Public Key Infrastructure User Guide

Use this guide to configure, monitor, and manage the public key infrastructure (PKI) on Juniper Networks devices using Junos OS. Use the PKI for secure data exchange, identity verification, and mutual authentication by using digital certificates.

Table 1: Configure PKI in Junos OS
Task	Description
Create CA profile	Define CA profile attributes: Create a CA profile to specify the CA settings, including the CA identity and any additional attributes required. Specify enrollment parameters: Configure the enrollment retry value and the time interval between attempts to automatically enroll the CA certificates online. Set revocation check: Specify the certificate revocation list (CRL) refresh interval and URL for revocation checks. See Certificate Authority.

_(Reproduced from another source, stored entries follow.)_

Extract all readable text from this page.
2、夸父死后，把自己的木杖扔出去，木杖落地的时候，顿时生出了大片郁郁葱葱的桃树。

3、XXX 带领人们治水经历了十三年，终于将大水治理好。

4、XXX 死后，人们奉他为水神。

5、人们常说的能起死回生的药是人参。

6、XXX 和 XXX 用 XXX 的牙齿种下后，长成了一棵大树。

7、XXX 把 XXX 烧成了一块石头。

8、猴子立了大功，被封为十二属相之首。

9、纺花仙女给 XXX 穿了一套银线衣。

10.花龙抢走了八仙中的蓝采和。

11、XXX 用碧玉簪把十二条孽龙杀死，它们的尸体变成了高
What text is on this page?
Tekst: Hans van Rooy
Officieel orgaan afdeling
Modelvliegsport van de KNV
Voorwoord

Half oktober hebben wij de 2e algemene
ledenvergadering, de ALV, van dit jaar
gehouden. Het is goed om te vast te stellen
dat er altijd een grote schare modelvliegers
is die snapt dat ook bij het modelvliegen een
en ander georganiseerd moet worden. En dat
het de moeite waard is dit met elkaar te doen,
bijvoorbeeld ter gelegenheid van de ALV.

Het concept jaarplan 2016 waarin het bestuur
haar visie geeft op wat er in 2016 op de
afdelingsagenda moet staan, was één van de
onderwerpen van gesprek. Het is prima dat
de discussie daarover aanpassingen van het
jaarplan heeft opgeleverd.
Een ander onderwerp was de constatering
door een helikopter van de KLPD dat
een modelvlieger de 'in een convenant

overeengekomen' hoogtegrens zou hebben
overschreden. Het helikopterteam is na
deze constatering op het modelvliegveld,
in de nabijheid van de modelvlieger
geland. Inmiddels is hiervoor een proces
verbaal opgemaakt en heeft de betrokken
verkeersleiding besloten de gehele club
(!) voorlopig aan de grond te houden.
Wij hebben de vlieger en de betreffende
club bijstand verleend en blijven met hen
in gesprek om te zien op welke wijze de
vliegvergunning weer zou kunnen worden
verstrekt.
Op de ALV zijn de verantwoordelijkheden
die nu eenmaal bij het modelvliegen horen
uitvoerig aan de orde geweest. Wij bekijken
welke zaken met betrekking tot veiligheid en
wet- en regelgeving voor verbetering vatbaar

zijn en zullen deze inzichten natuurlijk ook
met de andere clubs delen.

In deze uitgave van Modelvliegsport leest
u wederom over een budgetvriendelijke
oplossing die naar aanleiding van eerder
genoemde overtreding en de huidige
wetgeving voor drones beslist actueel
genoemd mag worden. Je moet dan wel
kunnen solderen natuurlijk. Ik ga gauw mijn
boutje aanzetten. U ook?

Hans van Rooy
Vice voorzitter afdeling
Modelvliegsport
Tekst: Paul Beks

Generate certificate	Generate certificate request: Generate a public or private keypair and then create the certificate request using the keypair. Send certificate request: Send the certificate request to the CA administrator through an email or an out-of-band method. Specify an email address for the CA administrator if needed. See Self-Signed Digital Certificates.
Load CA and local certificates	Load CA certificate: Load the CA certificate from an external file and associate it with the configured CA profile. Load local certificate: Load the local certificate into local storage from the specified external file, ensuring proper linkage with the private or public keypair. See Enroll a Certificate.
Configure IPsec VPN with certificates	Define IKE policy and gateway: Configure the IKE policy and gateway to use RSA-signature authentication method and the local and CA certificates. See Configure Multiple Certificate Types to Establish IKE and IPsec SA.